Fußball | Union bricht Gesangsrekord - Der größte Weihnachtschor Deutschlands
Es ist schon seit Jahren der größte Weihnachtschor Deutschlands, der sich am Tag vor Heiligabend im Stadion von Union Berlin an der Alten Försterei zusammenfindet, um im Kerzenschein traditionelle Lieder zu singen. Rund 27.000 Menschen waren es in diesem Jahr - ein Rekord. Inzwischen stößt die Veranstaltung allerdings an ihre Grenzen.

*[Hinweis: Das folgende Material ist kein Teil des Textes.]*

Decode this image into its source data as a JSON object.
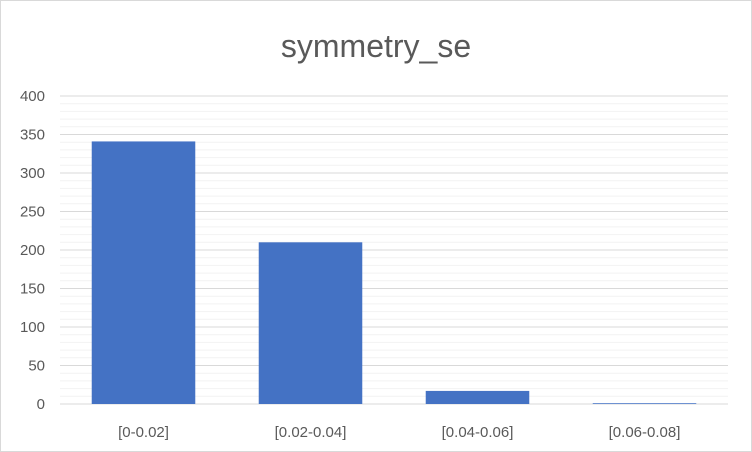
{
  "chart_data": {
    "type": "bar",
    "title": "symmetry_se",
    "xlabel": "",
    "ylabel": "",
    "categories": [
      "[0-0.02]",
      "[0.02-0.04]",
      "[0.04-0.06]",
      "[0.06-0.08]"
    ],
    "values": [
      341,
      210,
      17,
      1
    ],
    "ylim": [
      0,
      400
    ],
    "yticks": [
      0,
      50,
      100,
      150,
      200,
      250,
      300,
      350,
      400
    ],
    "minor_grid_step": 10,
    "grid": true,
    "legend": "none",
    "bar_color": "#4472C4",
    "grid_color": "#d9d9d9",
    "minor_grid_color": "#f2f2f2"
  }
}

Fußball-Zweitligist 1. FC Union Berlin hat am Montag wieder zum traditionellen Weihnachtssingen in das Stadion An der Alten Försterei eingeladen. Gekommen sind mehr als 27.000 Fans - und sie stellten damit wohl einen neuen Rekord auf. Längst ist das Weihnachtssingen Kult und hat bei 1860 München und Alemannia Aachen erste Nachahmer gefunden. Der britische "Guardian" schrieb unlängst von "ungewöhnlichen Fans mit einer außergewöhnlichen Weihnachtstradition".
Rote Mütze ist Pflicht
Torsten Eisenbeiser vom Fanclub der Berliner Alt-Unioner gibt zu, dass er sich vor zehn Jahren nie hätte träumen lassen, was er da gemeinsam mit 88 Mitstreitern unbewusst ins Leben rief. "Keiner hat damals daran gedacht, dass wir jemals solche Dimensionen erreichen", sagte er. Frustriert von den Ergebnissen ihrer Lieblingskicker vom 1. FC Union in der 2. Fußball-Bundesliga wollten sie das Jahr 2003 noch halbwegs erfreulich ausklingen lassen und versammelten sich ohne Genehmigung in der damals maroden Arena, in der Grasbüschel auf den Tribünen wuchsen. Nach ständiger Verdopplung der Sängerschaft von Jahr zu Jahr stößt Eisbenbeisers Initiative inzwischen an ihre Grenzen: Mehr als 27 000 Menschen passen nicht ins Stadion.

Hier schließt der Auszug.